By Sarah Hochberg
Getting back into the day-to-day monotony has been particularly difficult this semester. Part of it could be the delayed start, dispelling that lovely cushion of syllabus week where there is more the illusion of productivity than actually getting stuff done. But, at least for me, most of the difficult transition comes from the fact that coming back from abroad is definitely harder than I would have expected.
It’s weird transitioning from travel to my ‘real’ life. And travel definitely did not feel like my real life. It was amazing and mind-blowing and a whirlwind of crazy chances; definitely not words I would use to describe my Goucher life. My last month in Australia was definitely a highlight of my college career, if not my whole twenties. The school program I had attended wrapped up, so I spent a month traveling up and down the east coast of Australia, exploring different cities and seeing the sights. It was marvelous. I snorkeled the Great Barrier Reef, explored rainforests of all climates, climbed mountains in New Zealand, and spent more time on beaches than I did inside homes. It was absolute perfection.

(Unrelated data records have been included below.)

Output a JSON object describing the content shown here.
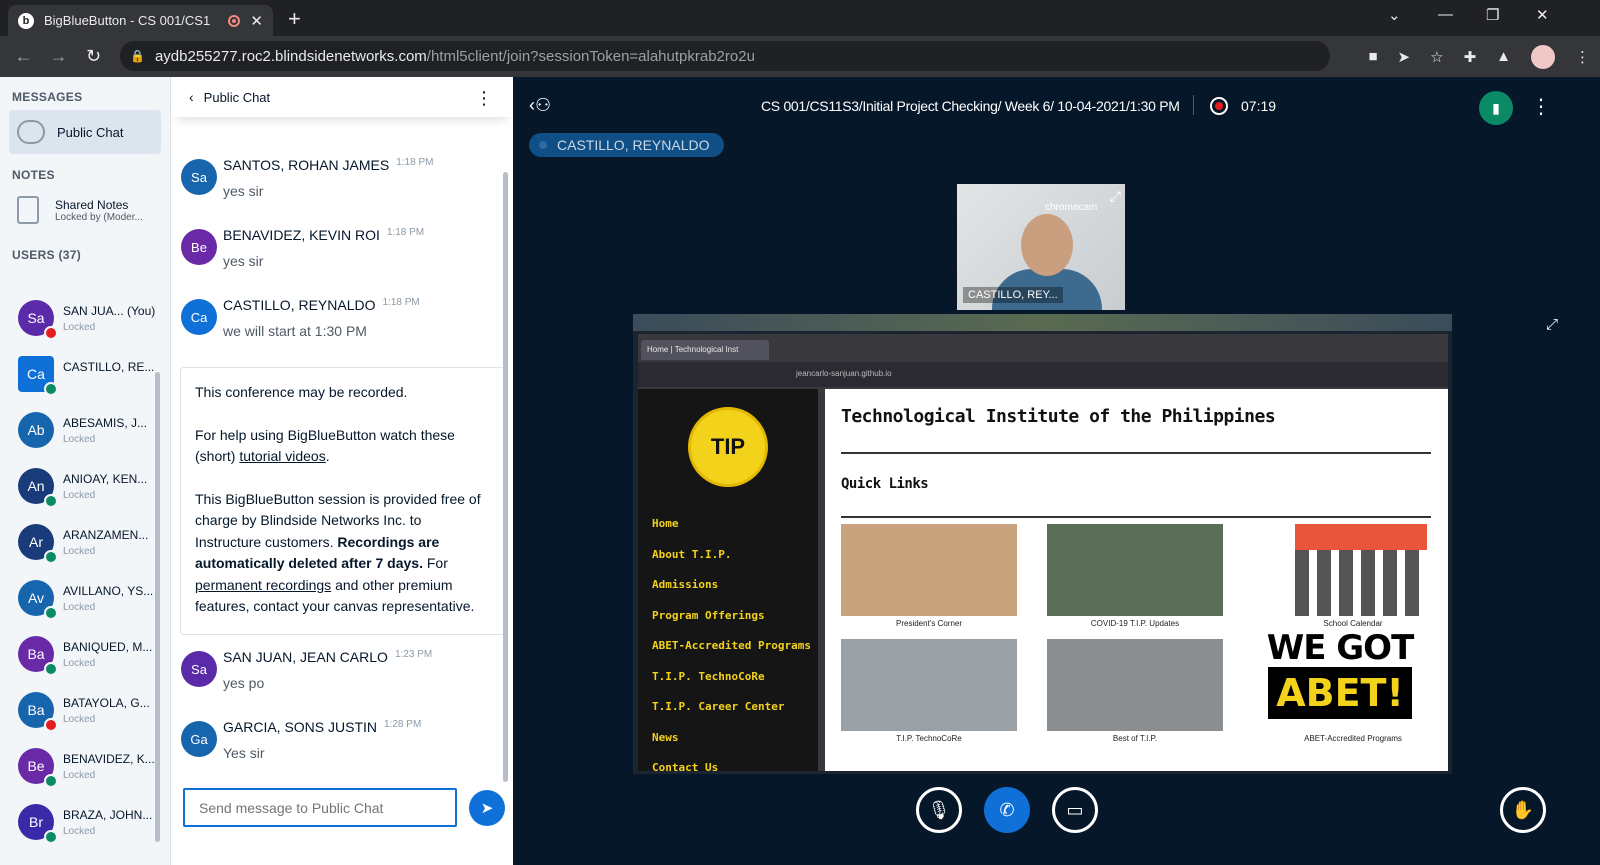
{
  "browser": {
    "tab_title": "BigBlueButton - CS 001/CS1",
    "favicon_letter": "b",
    "url_host": "aydb255277.roc2.blindsidenetworks.com",
    "url_path": "/html5client/join?sessionToken=alahutpkrab2ro2u"
  },
  "left": {
    "messages_heading": "MESSAGES",
    "public_chat": "Public Chat",
    "notes_heading": "NOTES",
    "shared_notes": "Shared Notes",
    "shared_notes_status": "Locked by (Moder...",
    "users_heading": "USERS (37)",
    "users": [
      {
        "initials": "Sa",
        "name": "SAN JUA... (You)",
        "status": "Locked",
        "color": "#5b2aa8",
        "badge": "#e51d1d",
        "moderator": false
      },
      {
        "initials": "Ca",
        "name": "CASTILLO, RE...",
        "status": "",
        "color": "#0f70d7",
        "badge": "#0a8a65",
        "moderator": true
      },
      {
        "initials": "Ab",
        "name": "ABESAMIS, J...",
        "status": "Locked",
        "color": "#1665ad",
        "badge": "",
        "moderator": false
      },
      {
        "initials": "An",
        "name": "ANIOAY, KEN...",
        "status": "Locked",
        "color": "#1a3b7a",
        "badge": "#0a8a65",
        "moderator": false
      },
      {
        "initials": "Ar",
        "name": "ARANZAMEN...",
        "status": "Locked",
        "color": "#1a3b7a",
        "badge": "#0a8a65",
        "moderator": false
      },
      {
        "initials": "Av",
        "name": "AVILLANO, YS...",
        "status": "Locked",
        "color": "#1665ad",
        "badge": "#0a8a65",
        "moderator": false
      },
      {
        "initials": "Ba",
        "name": "BANIQUED, M...",
        "status": "Locked",
        "color": "#6a2aa8",
        "badge": "#0a8a65",
        "moderator": false
      },
      {
        "initials": "Ba",
        "name": "BATAYOLA, G...",
        "status": "Locked",
        "color": "#1665ad",
        "badge": "#e51d1d",
        "moderator": false
      },
      {
        "initials": "Be",
        "name": "BENAVIDEZ, K...",
        "status": "Locked",
        "color": "#6a2aa8",
        "badge": "#0a8a65",
        "moderator": false
      },
      {
        "initials": "Br",
        "name": "BRAZA, JOHN...",
        "status": "Locked",
        "color": "#3b2aa8",
        "badge": "#0a8a65",
        "moderator": false
      }
    ]
  },
  "chat": {
    "header": "Public Chat",
    "messages": [
      {
        "initials": "Sa",
        "name": "SANTOS, ROHAN JAMES",
        "time": "1:18 PM",
        "text": "yes sir",
        "color": "#1665ad"
      },
      {
        "initials": "Be",
        "name": "BENAVIDEZ, KEVIN ROI",
        "time": "1:18 PM",
        "text": "yes sir",
        "color": "#6a2aa8"
      },
      {
        "initials": "Ca",
        "name": "CASTILLO, REYNALDO",
        "time": "1:18 PM",
        "text": "we will start at 1:30 PM",
        "color": "#0f70d7"
      },
      {
        "initials": "Sa",
        "name": "SAN JUAN, JEAN CARLO",
        "time": "1:23 PM",
        "text": "yes po",
        "color": "#5b2aa8"
      },
      {
        "initials": "Ga",
        "name": "GARCIA, SONS JUSTIN",
        "time": "1:28 PM",
        "text": "Yes sir",
        "color": "#1665ad"
      }
    ],
    "system": {
      "p1": "This conference may be recorded.",
      "p2a": "For help using BigBlueButton watch these (short) ",
      "p2link": "tutorial videos",
      "p2b": ".",
      "p3a": "This BigBlueButton session is provided free of charge by Blindside Networks Inc. to Instructure customers. ",
      "p3bold": "Recordings are automatically deleted after 7 days.",
      "p3b": " For ",
      "p3link": "permanent recordings",
      "p3c": " and other premium features, contact your canvas representative."
    },
    "input_placeholder": "Send message to Public Chat"
  },
  "main": {
    "title": "CS 001/CS11S3/Initial Project Checking/ Week 6/ 10-04-2021/1:30 PM",
    "rec_time": "07:19",
    "talking": "CASTILLO, REYNALDO",
    "webcam_name": "CASTILLO, REY...",
    "webcam_watermark": "chromacam"
  },
  "screenshare": {
    "tab_title": "Home | Technological Inst",
    "url": "jeancarlo-sanjuan.github.io",
    "logo_text": "TIP",
    "site_title": "Technological Institute of the Philippines",
    "quick_links": "Quick Links",
    "nav": [
      "Home",
      "About T.I.P.",
      "Admissions",
      "Program Offerings",
      "ABET-Accredited Programs",
      "T.I.P. TechnoCoRe",
      "T.I.P. Career Center",
      "News",
      "Contact Us"
    ],
    "cards": [
      {
        "caption": "President's Corner",
        "color": "#c9a27e"
      },
      {
        "caption": "COVID-19 T.I.P. Updates",
        "color": "#5a6e57"
      },
      {
        "caption": "School Calendar",
        "color": "#ffffff"
      },
      {
        "caption": "T.I.P. TechnoCoRe",
        "color": "#9aa1a6"
      },
      {
        "caption": "Best of T.I.P.",
        "color": "#8b8e90"
      },
      {
        "caption": "ABET-Accredited Programs",
        "color": "#ffffff"
      }
    ],
    "abet_we": "WE GOT",
    "abet_word": "ABET!"
  }
}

However, what goes up must come down. When such an amazing time ends, how do you adapt to monotony? Such an adventurous time isn’t sustainable – I didn’t work at all and lived off savings. I wasn’t focused on any of the long term goals I have for myself and missed a lot of the benefits of an average life – having a constant source of food and the same bed every night, for one. So the need to remain in one place for at least a week at a time emerged, but it’s been hard. I find it difficult to care about studies and my long-term goals when every moment I want to be back in Australia. I’ve always disliked the winter, but it’s now become a visceral hatred when I know how much better my life could be.

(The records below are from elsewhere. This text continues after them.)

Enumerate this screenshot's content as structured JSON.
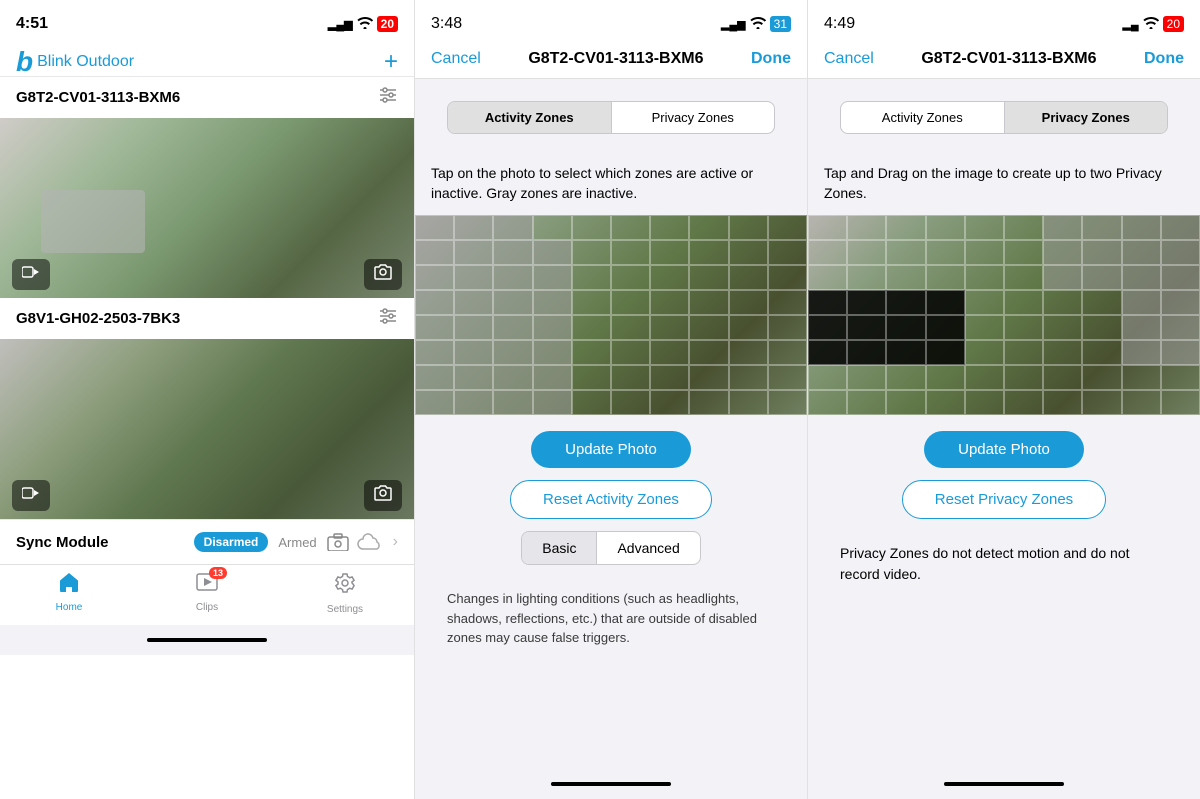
{
  "panels": {
    "home": {
      "status_bar": {
        "time": "4:51",
        "signal": "▂▄▆",
        "wifi": "WiFi",
        "battery": "20"
      },
      "header": {
        "logo_letter": "b",
        "app_name": "Blink Outdoor",
        "add_label": "+"
      },
      "cameras": [
        {
          "id": "cam1",
          "name": "G8T2-CV01-3113-BXM6",
          "video_icon": "□▶",
          "camera_icon": "📷"
        },
        {
          "id": "cam2",
          "name": "G8V1-GH02-2503-7BK3",
          "video_icon": "□▶",
          "camera_icon": "📷"
        }
      ],
      "sync_module": {
        "label": "Sync Module",
        "status_disarmed": "Disarmed",
        "status_armed": "Armed"
      },
      "tabs": [
        {
          "id": "home",
          "label": "Home",
          "icon": "⌂",
          "active": true
        },
        {
          "id": "clips",
          "label": "Clips",
          "icon": "▶",
          "badge": "13",
          "active": false
        },
        {
          "id": "settings",
          "label": "Settings",
          "icon": "⚙",
          "active": false
        }
      ]
    },
    "activity": {
      "status_bar": {
        "time": "3:48"
      },
      "nav": {
        "cancel": "Cancel",
        "title": "G8T2-CV01-3113-BXM6",
        "done": "Done"
      },
      "tabs": [
        {
          "id": "activity",
          "label": "Activity Zones",
          "active": true
        },
        {
          "id": "privacy",
          "label": "Privacy Zones",
          "active": false
        }
      ],
      "instruction": "Tap on the photo to select which zones are active or inactive. Gray zones are inactive.",
      "buttons": {
        "update_photo": "Update Photo",
        "reset": "Reset Activity Zones"
      },
      "mode_buttons": [
        {
          "id": "basic",
          "label": "Basic",
          "active": true
        },
        {
          "id": "advanced",
          "label": "Advanced",
          "active": false
        }
      ],
      "footer_text": "Changes in lighting conditions (such as headlights, shadows, reflections, etc.) that are outside of disabled zones may cause false triggers."
    },
    "privacy": {
      "status_bar": {
        "time": "4:49"
      },
      "nav": {
        "cancel": "Cancel",
        "title": "G8T2-CV01-3113-BXM6",
        "done": "Done"
      },
      "tabs": [
        {
          "id": "activity",
          "label": "Activity Zones",
          "active": false
        },
        {
          "id": "privacy",
          "label": "Privacy Zones",
          "active": true
        }
      ],
      "instruction": "Tap and Drag on the image to create up to two Privacy Zones.",
      "buttons": {
        "update_photo": "Update Photo",
        "reset": "Reset Privacy Zones"
      },
      "privacy_note": "Privacy Zones do not detect motion and do not record video."
    }
  }
}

I’ve tried brainstorming solutions. I’ve adapted somewhat by trying to bury myself in “American-ness,” i.e., the things I’ve missed most from home that I did not have in Australia. Cheese fries. Cheap alcohol. Fast internet. Most of all, calling my mom and loved ones without planning for the 14-hour time difference. This definitely isn’t the end of my traveling excursions, and once I’ve given my wallet a bit of a rest, I’m looking into different trips I could take. I’ve looked into moving to California for grad school, so at least I’d have a steady supply of the sun I miss so dearly. I’m trying to re-acclimate to America, with mixed results. To the well-traveled mind, home is but the next adventure.